To the PNC, however, sugar had always been seen as a reservoir of PPP support. Leonora, in fact, had been a stronghold of the PPP during the 1960s’ struggle against the PNC’s betrayal of Guyana in its quest for REAL independence. Burnham had a long memory. It’s clear, however, that Granger’s memory is longer; but then he’s a historian who boasted about being a staunch PNC member in all the years he was a big one in the army.
Granger always insisted sugar had to be closed. The social tragedy that would be unleashed if that were to be done didn’t matter – as it does to Ali.

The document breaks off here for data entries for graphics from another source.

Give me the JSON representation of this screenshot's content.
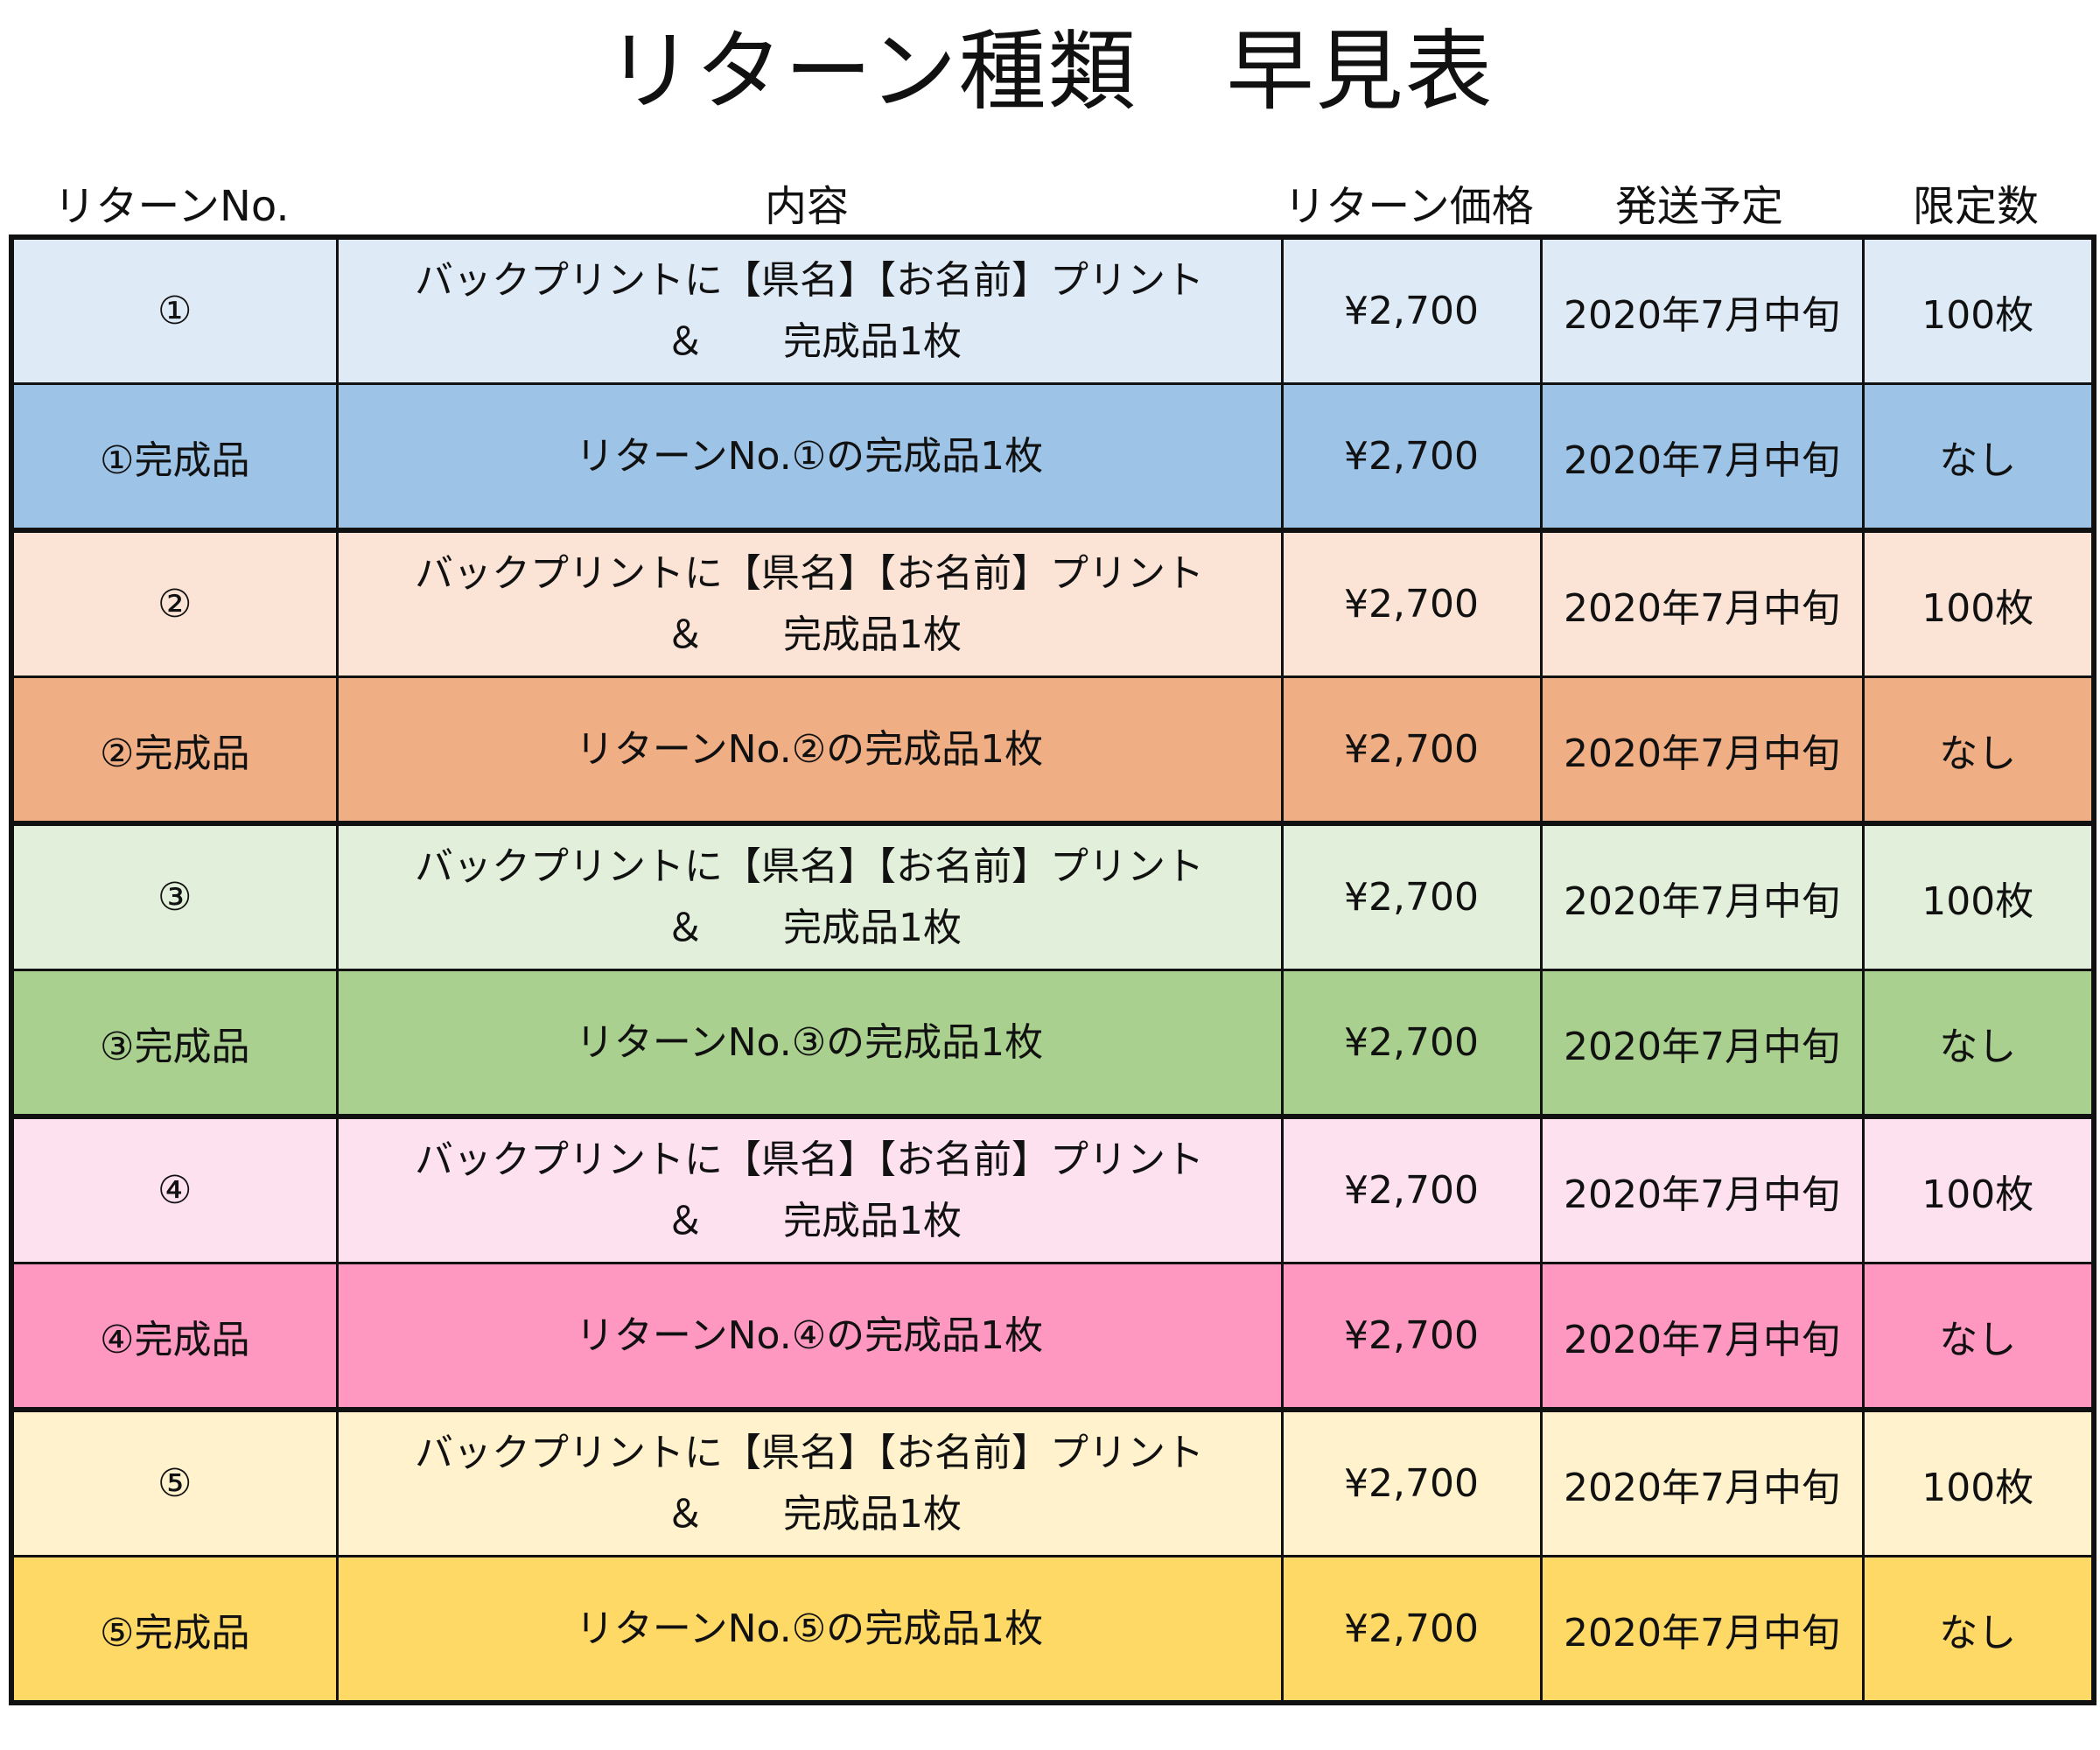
{
  "title": "リターン種類　早見表",
  "headers": {
    "no": "リターンNo.",
    "content": "内容",
    "price": "リターン価格",
    "ship": "発送予定",
    "limit": "限定数"
  },
  "rows": [
    {
      "no": "①",
      "content_line1": "バックプリントに【県名】【お名前】プリント",
      "content_amp": "＆",
      "content_tail": "完成品1枚",
      "price": "¥2,700",
      "ship": "2020年7月中旬",
      "limit": "100枚",
      "color": "#deebf7"
    },
    {
      "no": "①完成品",
      "content_line1": "リターンNo.①の完成品1枚",
      "price": "¥2,700",
      "ship": "2020年7月中旬",
      "limit": "なし",
      "color": "#9dc3e6"
    },
    {
      "no": "②",
      "content_line1": "バックプリントに【県名】【お名前】プリント",
      "content_amp": "＆",
      "content_tail": "完成品1枚",
      "price": "¥2,700",
      "ship": "2020年7月中旬",
      "limit": "100枚",
      "color": "#fbe3d6"
    },
    {
      "no": "②完成品",
      "content_line1": "リターンNo.②の完成品1枚",
      "price": "¥2,700",
      "ship": "2020年7月中旬",
      "limit": "なし",
      "color": "#f0ae84"
    },
    {
      "no": "③",
      "content_line1": "バックプリントに【県名】【お名前】プリント",
      "content_amp": "＆",
      "content_tail": "完成品1枚",
      "price": "¥2,700",
      "ship": "2020年7月中旬",
      "limit": "100枚",
      "color": "#e2efda"
    },
    {
      "no": "③完成品",
      "content_line1": "リターンNo.③の完成品1枚",
      "price": "¥2,700",
      "ship": "2020年7月中旬",
      "limit": "なし",
      "color": "#a9d08e"
    },
    {
      "no": "④",
      "content_line1": "バックプリントに【県名】【お名前】プリント",
      "content_amp": "＆",
      "content_tail": "完成品1枚",
      "price": "¥2,700",
      "ship": "2020年7月中旬",
      "limit": "100枚",
      "color": "#fde1ee"
    },
    {
      "no": "④完成品",
      "content_line1": "リターンNo.④の完成品1枚",
      "price": "¥2,700",
      "ship": "2020年7月中旬",
      "limit": "なし",
      "color": "#fe98c0"
    },
    {
      "no": "⑤",
      "content_line1": "バックプリントに【県名】【お名前】プリント",
      "content_amp": "＆",
      "content_tail": "完成品1枚",
      "price": "¥2,700",
      "ship": "2020年7月中旬",
      "limit": "100枚",
      "color": "#fff2cc"
    },
    {
      "no": "⑤完成品",
      "content_line1": "リターンNo.⑤の完成品1枚",
      "price": "¥2,700",
      "ship": "2020年7月中旬",
      "limit": "なし",
      "color": "#ffd966"
    }
  ]
}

Granger spoke to numbers on a balance sheet: about the US$2.5 million annual subsidy the Government shelled out to the industry; about “economic rationality”. He only changed his tune temporarily to lure the AFC into his election coalition. And in the face of his own CoI into the operations of GuySuCo — which advised otherwise — he unilaterally ordered that four estates be shuttered.
But the “economic rationality” argument was just a disingenuous ploy being used by Granger to hide his real motive. The PPP, for instance, had for decades subsidised the electricity charges to Linden to the tune of US$1.5 million annually. Linden, after all, was a depressed community after the closure of bauxite operations, and the PPP felt for the workers, even though they supported the PNC.
Ironically, they continued the Burnhamite levy on sugar, which sucked sugar workers dry and brought sugar to its parlous state. Granger continues with that subsidy today, without ever mentioning “economic rationality”!!
That’s the difference between Ali and Granger!! Government should be about all people!
…for different probes
Well, well, well! We’re now told that a PROBE had been launched since last year into charges that Housing Minister Valerie Adams-Yearwood had a conflict of interest when it was pointed out that her husband, Pastor Yearwood, had received contracts for building houses for the CH&PA, which falls under her Ministry. Really? Or was the PROBE to find out whether Contractor/Pastor Yearwood had in fact stiffed his subcontractor, who’d written to all and sundry, starting from the President and the CH&PA over a year ago?? After all, the matter only surfaced when the desperate, not hearing from anyone he’d written to – much less from the still undisclosed body that’s conducting the PROBE – went to the Opposition Leader.
Mout’ open and story jump out!! Seems the CH&PA had brought Pastor/Contractor and the stiffed contractor together with no resolution or mention of conflict of interest!
So, will this PROBE join those into the Broomes’ matter; the Patterson matter; the Lawrence matter; the Durban Park matter etc., etc., — which are also presumably ongoing??
Or have they all been deep-sixed?
…for legal advice
Rejecting suggestions his AG Chambers need help in oil and gas legislation, Basil Williams claims his bete noir “committed an error by arrogating to himself knowledge of which he is denuded.”